Pangeo is a community of people built around big data geoscience, and supports many aspects related to big data in the geosciences, including (but not limited to):

  • the use and development of python tools like jupyter, xarray and dask.

  • a software environment that includes core libraries used by the Pangeo community (aka the “Pangeo Stack”). A current list of packages in the Pangeo environment can be found here under “Pangeo-notebook>conda list”.

  • educational resources to learn more about the software and infrastructure Pangeo uses, including a gallery of example coding use cases, as well as a Pangeo-specific Jupyter Binder in which users can spin up their own notebooks to interact with data in the cloud.

  • hosting collections of selected datasets publicly in commercial cloud (Pangeo Data Catalog).

  • cloud computing services (Pangeo Cloud).

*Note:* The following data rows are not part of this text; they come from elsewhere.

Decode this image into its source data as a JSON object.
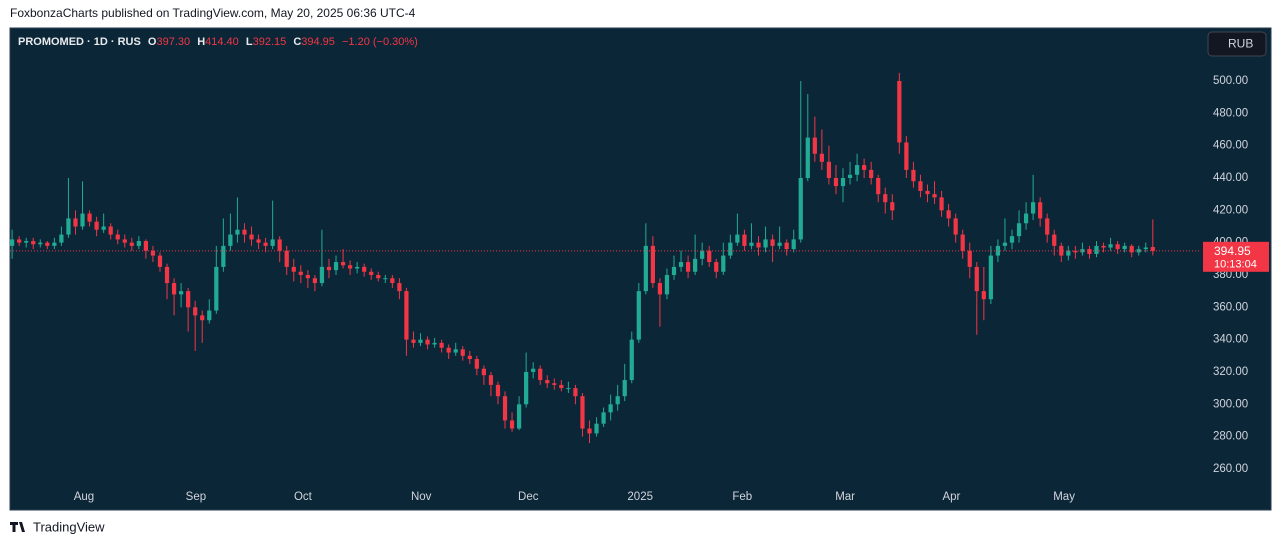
{
  "header": {
    "publisher": "FoxbonzaCharts published on TradingView.com, May 20, 2025 06:36 UTC-4"
  },
  "footer": {
    "brand": "TradingView"
  },
  "chart_data": {
    "type": "candlestick",
    "symbol": "PROMOMED · 1D · RUS",
    "legend_labels": [
      "O",
      "H",
      "L",
      "C"
    ],
    "legend_values": [
      "397.30",
      "414.40",
      "392.15",
      "394.95"
    ],
    "change": "−1.20 (−0.30%)",
    "currency": "RUB",
    "countdown": "10:13:04",
    "up_color": "#22ab94",
    "down_color": "#f23645",
    "grid": false,
    "xlim": [
      -0.3,
      168.7
    ],
    "xticks": [
      {
        "value": 10.2,
        "label": "Aug"
      },
      {
        "value": 26.1,
        "label": "Sep"
      },
      {
        "value": 41.3,
        "label": "Oct"
      },
      {
        "value": 58.1,
        "label": "Nov"
      },
      {
        "value": 73.3,
        "label": "Dec"
      },
      {
        "value": 89.2,
        "label": "2025"
      },
      {
        "value": 103.7,
        "label": "Feb"
      },
      {
        "value": 118.3,
        "label": "Mar"
      },
      {
        "value": 133.4,
        "label": "Apr"
      },
      {
        "value": 149.4,
        "label": "May"
      }
    ],
    "ylim": [
      251.3,
      532.8
    ],
    "yticks": [
      {
        "value": 260,
        "label": "260.00"
      },
      {
        "value": 280,
        "label": "280.00"
      },
      {
        "value": 300,
        "label": "300.00"
      },
      {
        "value": 320,
        "label": "320.00"
      },
      {
        "value": 340,
        "label": "340.00"
      },
      {
        "value": 360,
        "label": "360.00"
      },
      {
        "value": 380,
        "label": "380.00"
      },
      {
        "value": 400,
        "label": "400.00"
      },
      {
        "value": 420,
        "label": "420.00"
      },
      {
        "value": 440,
        "label": "440.00"
      },
      {
        "value": 460,
        "label": "460.00"
      },
      {
        "value": 480,
        "label": "480.00"
      },
      {
        "value": 500,
        "label": "500.00"
      }
    ],
    "ohlc": [
      [
        398,
        408,
        390,
        402
      ],
      [
        402,
        404,
        398,
        400
      ],
      [
        400,
        403,
        397,
        401
      ],
      [
        401,
        403,
        396,
        399
      ],
      [
        399,
        402,
        397,
        400
      ],
      [
        400,
        401,
        396,
        398
      ],
      [
        398,
        403,
        396,
        400
      ],
      [
        400,
        410,
        398,
        405
      ],
      [
        405,
        440,
        403,
        415
      ],
      [
        415,
        420,
        405,
        410
      ],
      [
        410,
        438,
        408,
        418
      ],
      [
        418,
        420,
        410,
        413
      ],
      [
        413,
        416,
        404,
        408
      ],
      [
        408,
        418,
        406,
        410
      ],
      [
        410,
        412,
        402,
        405
      ],
      [
        405,
        408,
        399,
        402
      ],
      [
        402,
        405,
        397,
        400
      ],
      [
        400,
        403,
        395,
        398
      ],
      [
        398,
        404,
        396,
        401
      ],
      [
        401,
        402,
        390,
        395
      ],
      [
        395,
        398,
        388,
        392
      ],
      [
        392,
        394,
        382,
        385
      ],
      [
        385,
        387,
        365,
        375
      ],
      [
        375,
        378,
        355,
        368
      ],
      [
        368,
        375,
        360,
        370
      ],
      [
        370,
        372,
        345,
        360
      ],
      [
        360,
        364,
        333,
        355
      ],
      [
        355,
        358,
        338,
        352
      ],
      [
        352,
        365,
        350,
        358
      ],
      [
        358,
        398,
        356,
        385
      ],
      [
        385,
        415,
        382,
        398
      ],
      [
        398,
        418,
        395,
        405
      ],
      [
        405,
        428,
        400,
        408
      ],
      [
        408,
        412,
        400,
        405
      ],
      [
        405,
        410,
        398,
        402
      ],
      [
        402,
        405,
        396,
        400
      ],
      [
        400,
        403,
        394,
        398
      ],
      [
        398,
        426,
        396,
        402
      ],
      [
        402,
        404,
        388,
        395
      ],
      [
        395,
        398,
        380,
        385
      ],
      [
        385,
        390,
        376,
        382
      ],
      [
        382,
        386,
        375,
        380
      ],
      [
        380,
        383,
        372,
        378
      ],
      [
        378,
        380,
        370,
        375
      ],
      [
        375,
        408,
        373,
        385
      ],
      [
        385,
        390,
        378,
        383
      ],
      [
        383,
        392,
        380,
        388
      ],
      [
        388,
        396,
        384,
        386
      ],
      [
        386,
        389,
        380,
        384
      ],
      [
        384,
        388,
        381,
        385
      ],
      [
        385,
        387,
        379,
        382
      ],
      [
        382,
        384,
        377,
        380
      ],
      [
        380,
        382,
        376,
        378
      ],
      [
        378,
        380,
        375,
        378
      ],
      [
        378,
        380,
        372,
        375
      ],
      [
        375,
        378,
        365,
        370
      ],
      [
        370,
        372,
        330,
        340
      ],
      [
        340,
        345,
        335,
        338
      ],
      [
        338,
        344,
        336,
        340
      ],
      [
        340,
        342,
        334,
        337
      ],
      [
        337,
        341,
        335,
        338
      ],
      [
        338,
        340,
        332,
        335
      ],
      [
        335,
        337,
        328,
        332
      ],
      [
        332,
        338,
        330,
        334
      ],
      [
        334,
        336,
        327,
        330
      ],
      [
        330,
        333,
        325,
        328
      ],
      [
        328,
        330,
        318,
        322
      ],
      [
        322,
        324,
        312,
        318
      ],
      [
        318,
        320,
        305,
        312
      ],
      [
        312,
        314,
        300,
        305
      ],
      [
        305,
        308,
        285,
        290
      ],
      [
        290,
        295,
        283,
        285
      ],
      [
        285,
        305,
        284,
        300
      ],
      [
        300,
        332,
        298,
        320
      ],
      [
        320,
        326,
        316,
        322
      ],
      [
        322,
        324,
        312,
        315
      ],
      [
        315,
        318,
        310,
        313
      ],
      [
        313,
        316,
        309,
        312
      ],
      [
        312,
        315,
        308,
        310
      ],
      [
        310,
        314,
        307,
        310
      ],
      [
        310,
        312,
        300,
        305
      ],
      [
        305,
        307,
        280,
        285
      ],
      [
        285,
        290,
        276,
        282
      ],
      [
        282,
        292,
        280,
        288
      ],
      [
        288,
        298,
        286,
        295
      ],
      [
        295,
        306,
        290,
        300
      ],
      [
        300,
        312,
        296,
        305
      ],
      [
        305,
        325,
        302,
        315
      ],
      [
        315,
        345,
        313,
        340
      ],
      [
        340,
        375,
        338,
        370
      ],
      [
        370,
        412,
        368,
        398
      ],
      [
        398,
        404,
        372,
        375
      ],
      [
        375,
        378,
        348,
        368
      ],
      [
        368,
        384,
        365,
        380
      ],
      [
        380,
        392,
        377,
        385
      ],
      [
        385,
        395,
        382,
        388
      ],
      [
        388,
        392,
        378,
        382
      ],
      [
        382,
        405,
        380,
        390
      ],
      [
        390,
        400,
        386,
        395
      ],
      [
        395,
        398,
        385,
        388
      ],
      [
        388,
        390,
        378,
        382
      ],
      [
        382,
        400,
        380,
        392
      ],
      [
        392,
        405,
        390,
        400
      ],
      [
        400,
        418,
        398,
        405
      ],
      [
        405,
        408,
        395,
        398
      ],
      [
        398,
        412,
        396,
        400
      ],
      [
        400,
        404,
        392,
        397
      ],
      [
        397,
        410,
        394,
        402
      ],
      [
        402,
        405,
        388,
        398
      ],
      [
        398,
        410,
        396,
        400
      ],
      [
        400,
        402,
        392,
        396
      ],
      [
        396,
        408,
        394,
        402
      ],
      [
        402,
        500,
        400,
        440
      ],
      [
        440,
        492,
        438,
        465
      ],
      [
        465,
        478,
        450,
        455
      ],
      [
        455,
        470,
        445,
        450
      ],
      [
        450,
        460,
        436,
        440
      ],
      [
        440,
        448,
        430,
        435
      ],
      [
        435,
        446,
        425,
        440
      ],
      [
        440,
        450,
        436,
        442
      ],
      [
        442,
        455,
        438,
        448
      ],
      [
        448,
        452,
        440,
        445
      ],
      [
        445,
        450,
        436,
        440
      ],
      [
        440,
        442,
        425,
        430
      ],
      [
        430,
        434,
        418,
        425
      ],
      [
        425,
        430,
        414,
        420
      ],
      [
        500,
        505,
        455,
        462
      ],
      [
        462,
        466,
        440,
        445
      ],
      [
        445,
        450,
        434,
        438
      ],
      [
        438,
        442,
        428,
        432
      ],
      [
        432,
        436,
        425,
        430
      ],
      [
        430,
        438,
        424,
        428
      ],
      [
        428,
        432,
        416,
        420
      ],
      [
        420,
        424,
        410,
        415
      ],
      [
        415,
        418,
        400,
        405
      ],
      [
        405,
        408,
        390,
        395
      ],
      [
        395,
        400,
        378,
        385
      ],
      [
        385,
        388,
        343,
        370
      ],
      [
        370,
        385,
        352,
        365
      ],
      [
        365,
        398,
        362,
        392
      ],
      [
        392,
        402,
        388,
        398
      ],
      [
        398,
        415,
        395,
        400
      ],
      [
        400,
        408,
        396,
        404
      ],
      [
        404,
        420,
        400,
        412
      ],
      [
        412,
        425,
        408,
        418
      ],
      [
        418,
        442,
        414,
        425
      ],
      [
        425,
        428,
        410,
        415
      ],
      [
        415,
        418,
        400,
        405
      ],
      [
        405,
        408,
        392,
        398
      ],
      [
        398,
        400,
        388,
        392
      ],
      [
        392,
        398,
        389,
        395
      ],
      [
        395,
        398,
        390,
        394
      ],
      [
        394,
        400,
        392,
        396
      ],
      [
        396,
        398,
        390,
        393
      ],
      [
        393,
        401,
        391,
        398
      ],
      [
        398,
        400,
        394,
        397
      ],
      [
        397,
        403,
        395,
        399
      ],
      [
        399,
        401,
        393,
        396
      ],
      [
        396,
        400,
        394,
        398
      ],
      [
        398,
        399,
        391,
        394
      ],
      [
        394,
        398,
        392,
        396
      ],
      [
        396,
        400,
        394,
        397
      ],
      [
        397.3,
        414.4,
        392.15,
        394.95
      ]
    ]
  }
}
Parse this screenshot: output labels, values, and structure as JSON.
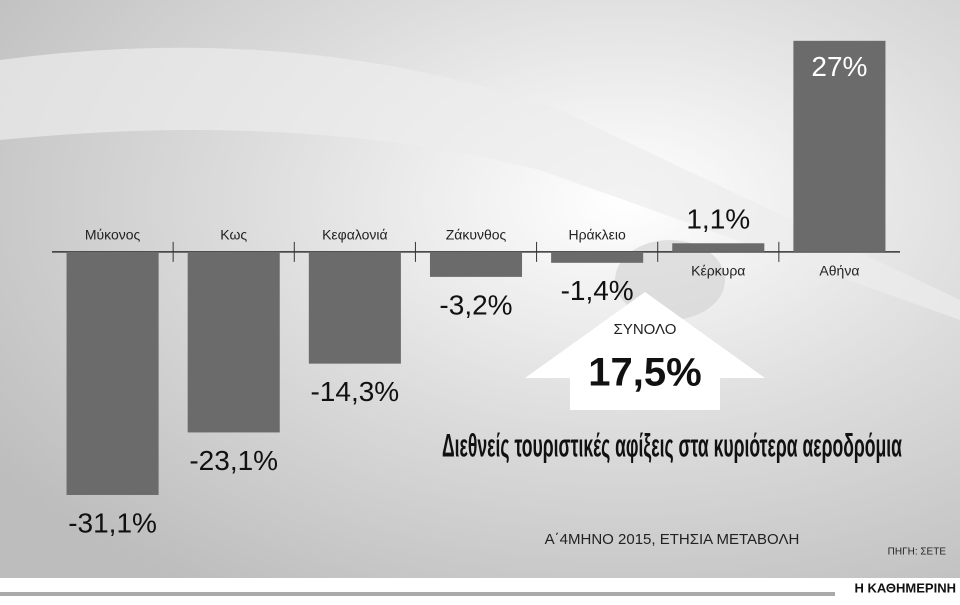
{
  "chart_data": {
    "type": "bar",
    "title": "Διεθνείς τουριστικές αφίξεις στα κυριότερα αεροδρόμια",
    "subtitle": "Α΄4ΜΗΝΟ 2015, ΕΤΗΣΙΑ ΜΕΤΑΒΟΛΗ",
    "source": "ΠΗΓΗ: ΣΕΤΕ",
    "publisher": "Η ΚΑΘΗΜΕΡΙΝΗ",
    "total": {
      "label": "ΣΥΝΟΛΟ",
      "value": 17.5,
      "value_label": "17,5%"
    },
    "categories": [
      "Μύκονος",
      "Κως",
      "Κεφαλονιά",
      "Ζάκυνθος",
      "Ηράκλειο",
      "Κέρκυρα",
      "Αθήνα"
    ],
    "values": [
      -31.1,
      -23.1,
      -14.3,
      -3.2,
      -1.4,
      1.1,
      27
    ],
    "value_labels": [
      "-31,1%",
      "-23,1%",
      "-14,3%",
      "-3,2%",
      "-1,4%",
      "1,1%",
      "27%"
    ],
    "color": "#6b6b6b",
    "ylim": [
      -32,
      28
    ]
  }
}
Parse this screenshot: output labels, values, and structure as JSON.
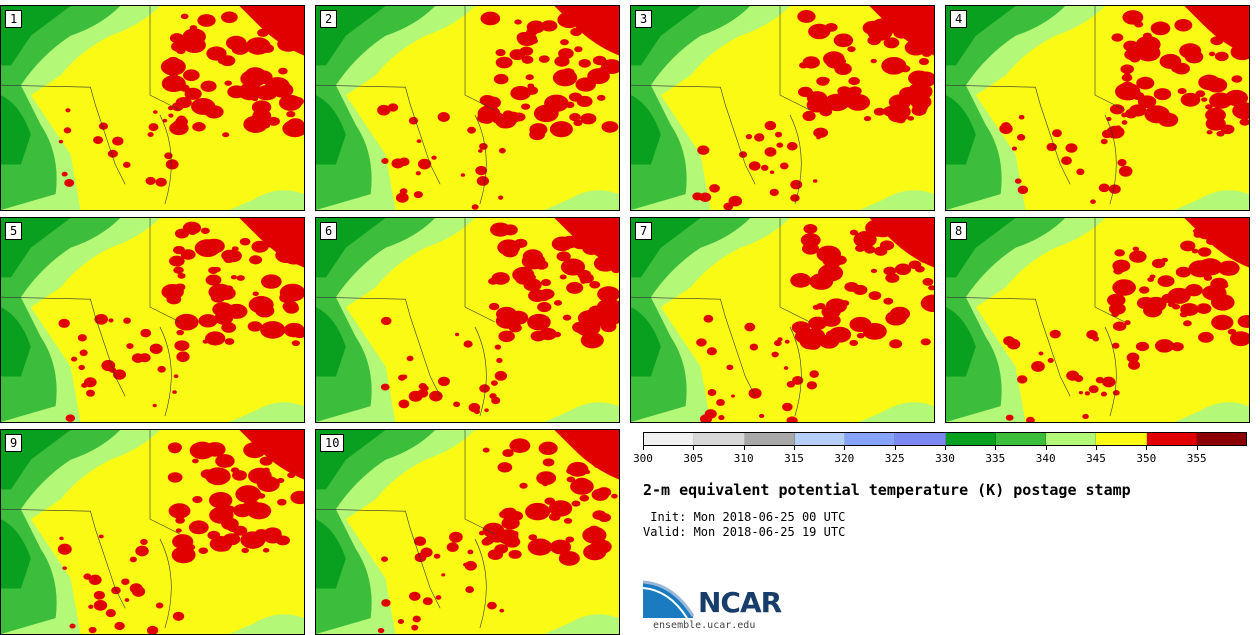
{
  "panels": [
    {
      "label": "1"
    },
    {
      "label": "2"
    },
    {
      "label": "3"
    },
    {
      "label": "4"
    },
    {
      "label": "5"
    },
    {
      "label": "6"
    },
    {
      "label": "7"
    },
    {
      "label": "8"
    },
    {
      "label": "9"
    },
    {
      "label": "10"
    }
  ],
  "colorbar": {
    "colors": [
      "#f0f0f0",
      "#d8d8d8",
      "#a8a8a8",
      "#b4cff8",
      "#86a3f8",
      "#7c89f0",
      "#08a01e",
      "#3cbd3c",
      "#b4f878",
      "#fafa14",
      "#e10000",
      "#8b0000"
    ],
    "ticks": [
      "300",
      "305",
      "310",
      "315",
      "320",
      "325",
      "330",
      "335",
      "340",
      "345",
      "350",
      "355"
    ]
  },
  "title": "2-m equivalent potential temperature (K) postage stamp",
  "init": " Init: Mon 2018-06-25 00 UTC",
  "valid": "Valid: Mon 2018-06-25 19 UTC",
  "logo": {
    "name": "NCAR",
    "url": "ensemble.ucar.edu"
  }
}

For more information, see the Pangeo website. To get involved in the community, you can post on the Pangeo Discourse Forum or attend Pangeo community meetings. The Pangeo Oceania group meets monthly at Australian-friendly times: 3rd Friday of the month at 1pm Australian Eastern Time. All are welcome and meeting agendas and connection details are posted here.

When would I use Pangeo?

If you use any of the tools like xarray or dask, then you are already “using” Pangeo. Pangeo Cloud can be used for any Earth-related research you undertake. It would be especially useful if you want to analyze across many datasets that are already stored in the Pangeo Cloud. Additionally, as a cloud computing service, it allows users to scale up computations very easily and on-demand, making it especially useful for data analysis on very large datasets. Pangeo Cloud is not currently optimized for running models, but rather for data analysis.

How do I get access?

Anyone can request access to Pangeo Cloud on the Pangeo Cloud documentation site, under “Sign Up”. This will take you to a Google form where you can fill in details of the research you would like to use Pangeo Cloud for, and after submission you should hear back within a few days if your request was approved. At this time, most projects related to climate and geoscience get approved. The link above also contains other pertinent information to using Pangeo Cloud. Note that the Pangeo Cloud is currently being run with limited funds, and should therefore not be used as a reliable computing platform for long-term projects, as funding could run out at any time. However, if you have funding and are able to pay for cloud computing resources, you can request your own Pangeo-like cloud environment from 2i2c - the same company that runs and maintains the Pangeo Cloud.